David Merrick, who was born David Lee Margulois in St. Louis, Missouri, in 1911, was a lawyer who in 1940 turned to theatre, becoming one of the most successful producers that Broadway has ever seen. Bombastic, savvy, and cunning, Merrick was a master of publicity, generating positive news and spin about his shows even when they had received negative reviews. Merrick was a one-of-a-kind showman, who saw the producer’s role as directly being part of the “show” in show business.
Merrick’s Masterful Manner
David Merrick was a master at generating publicity and at producing Broadway shows. With well over fifty Broadway productions over the span of about 40 years, he managed to always have a hit on his hands. And if he didn’t have a hit, then he was busy coming up with a way to get people to buy tickets to a show that might otherwise close.
He was also an eclectic producer. At one moment he’d be getting the Broadway premiere of the Peter Weiss play The Persecution and Assassination of Jean-Paul Marat as Performed by the Inmates of the Asylum of Charenton Under the Direction of the Marquis de Sade (Marat/Sade) on the stage, and the next, he’d be opening the Jerry Herman/Michael Stewart musical Hello, Dolly!
He was prodigious and unrelenting. The volume of work he produced at times was overwhelming. At the Tony Awards, Merrick was often in competition with himself. As an example, in 1963, he produced Oliver!, Luther, 110 in the Shade, and One Flew Over the Cuckoo’s Nest. At the Tonys that year, two of his shows, Oliver! and Stop the World I Want to Get Off (produced in 1962) were nominated for Best Musical. The next year, 1964, Luther was nominated as Best Play and Hello, Dolly! as Best Musical and both won.
Big and Bigger
Merrick seemed to do everything big. He was married six times and divorced five. His wives were Lenore Beck, Jeanne Gibson, Etan Aronson (twice married and divorced), Karen Prunczik, and Natalie Lloyd. He was married to Lloyd at the time of his death in 2000.
Of course, his publicity stunts are mythological, and they often drew a lot of attention. One of his most famous involved the musical Subways Are for Sleeping (1961). The musical has opened and received bad reviews. Merrick invited seven people from the environs of New York to see the show. What made each of these attendees unique is that each has the same name as one of the seven most prominent NY theatre reviewers of the time.

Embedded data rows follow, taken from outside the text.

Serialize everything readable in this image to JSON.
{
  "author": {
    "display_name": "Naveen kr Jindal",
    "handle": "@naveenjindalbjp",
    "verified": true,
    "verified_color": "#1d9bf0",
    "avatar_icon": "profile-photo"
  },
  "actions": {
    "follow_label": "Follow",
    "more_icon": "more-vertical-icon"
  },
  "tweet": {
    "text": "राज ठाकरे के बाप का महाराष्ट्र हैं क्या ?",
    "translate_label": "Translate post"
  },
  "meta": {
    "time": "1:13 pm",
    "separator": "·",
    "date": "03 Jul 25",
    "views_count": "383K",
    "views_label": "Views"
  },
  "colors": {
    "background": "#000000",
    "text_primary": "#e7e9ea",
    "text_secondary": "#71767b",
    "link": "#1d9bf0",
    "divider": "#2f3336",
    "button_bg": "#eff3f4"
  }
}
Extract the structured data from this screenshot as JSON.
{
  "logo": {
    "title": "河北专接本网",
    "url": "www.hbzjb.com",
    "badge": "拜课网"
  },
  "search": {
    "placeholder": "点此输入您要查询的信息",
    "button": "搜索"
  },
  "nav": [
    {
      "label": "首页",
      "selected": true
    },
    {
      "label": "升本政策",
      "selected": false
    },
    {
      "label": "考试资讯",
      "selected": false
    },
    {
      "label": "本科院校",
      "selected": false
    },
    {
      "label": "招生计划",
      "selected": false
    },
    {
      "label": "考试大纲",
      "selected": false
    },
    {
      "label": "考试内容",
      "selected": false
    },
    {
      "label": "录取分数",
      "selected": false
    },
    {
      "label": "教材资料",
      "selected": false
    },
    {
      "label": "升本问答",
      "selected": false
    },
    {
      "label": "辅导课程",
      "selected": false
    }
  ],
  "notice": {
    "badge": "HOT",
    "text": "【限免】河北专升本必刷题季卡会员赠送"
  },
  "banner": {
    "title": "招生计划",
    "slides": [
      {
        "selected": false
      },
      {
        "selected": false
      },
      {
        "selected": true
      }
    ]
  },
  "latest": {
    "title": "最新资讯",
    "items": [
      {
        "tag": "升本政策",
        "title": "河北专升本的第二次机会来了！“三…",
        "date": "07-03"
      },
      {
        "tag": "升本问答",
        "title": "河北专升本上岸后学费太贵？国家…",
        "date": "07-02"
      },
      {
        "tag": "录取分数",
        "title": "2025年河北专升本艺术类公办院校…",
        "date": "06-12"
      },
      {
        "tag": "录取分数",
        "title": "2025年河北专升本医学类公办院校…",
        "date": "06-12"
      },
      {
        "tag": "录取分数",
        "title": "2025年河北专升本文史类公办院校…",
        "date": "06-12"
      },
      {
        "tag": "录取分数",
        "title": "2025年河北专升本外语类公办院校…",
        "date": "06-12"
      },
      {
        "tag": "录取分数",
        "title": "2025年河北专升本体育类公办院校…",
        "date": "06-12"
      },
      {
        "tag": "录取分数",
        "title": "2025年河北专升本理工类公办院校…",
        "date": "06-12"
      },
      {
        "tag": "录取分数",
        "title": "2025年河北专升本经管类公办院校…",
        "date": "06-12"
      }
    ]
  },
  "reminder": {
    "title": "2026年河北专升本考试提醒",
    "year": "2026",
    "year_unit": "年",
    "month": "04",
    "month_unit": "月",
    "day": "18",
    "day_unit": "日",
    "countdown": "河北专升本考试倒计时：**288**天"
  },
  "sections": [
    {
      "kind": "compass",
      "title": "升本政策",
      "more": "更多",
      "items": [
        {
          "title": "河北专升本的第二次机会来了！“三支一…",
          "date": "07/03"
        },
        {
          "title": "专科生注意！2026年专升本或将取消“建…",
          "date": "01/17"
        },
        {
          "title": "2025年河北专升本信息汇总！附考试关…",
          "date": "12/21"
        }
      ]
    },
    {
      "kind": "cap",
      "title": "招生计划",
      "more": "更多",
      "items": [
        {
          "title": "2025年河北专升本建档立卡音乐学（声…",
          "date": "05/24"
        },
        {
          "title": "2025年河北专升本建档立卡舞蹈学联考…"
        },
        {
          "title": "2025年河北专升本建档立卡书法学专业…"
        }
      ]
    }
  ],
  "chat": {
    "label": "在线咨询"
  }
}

Thus, when the aptly named Howard Taubman, Walter Kerr, John Chapman, John McClain, Richard Watts, Jr., Norman Nadel, and Robert Coleman saw the show, Merrick asked each if he could use their images and names in an ad for Subways Are for Sleeping. In the advertisement, which ran in one edition of the New York Herald Tribune, there were quotes raving about the show attributed to the men who happened to have the same names as the reviewers. The stunt drew a lot of press and Subways Are for Sleeping extended its run for 205 performances, or about six months.
One of the most famous, and perhaps infamous, incidents occurred on August 25, 1980. That was opening night of 42nd Street. The show’s director, Gower Champion, had been hospitalized while the musical was in previews and the morning of opening, he died in the hospital from a rare form of cancer. Merrick kept a lid on the news and announced Champion’s death during the opening night curtain call to a stunned cast, crew, and audience. It garnered a lot of publicity and made some wonder about what appeared to some to be the manipulative motive behind Merrick’s emotional announcement.
In the course of his career, David Merrick garnered 37 Tony nominations, and received 2 Special Tonys and 9 others. His productions included some of the most legendary, such as 42nd Street (1980), Tom Stoppard’s Travesties (1976) and his Rosencrantz and Guildenstern Are Dead (1968), Oliver! (1963), Hello, Dolly! (1964), and John Osborne’s Look Back in Anger (1958).
He was also the man behind some major Broadway’s failures, including Breakfast at Tiffany’s (1964), Foxy (1966), and The Milk Train Doesn’t Stop Here Anymore (1963).
From 1958 to 1973, he always had at least one Tony nomination and in all but seven of those years 26 theatre seasons, he had multiple nominations. Merrick was the ultimate showman and producer, willing to take risks and doing just about anything that he could to make them pay off. David Merrick, they simply don’t make producers like him anymore.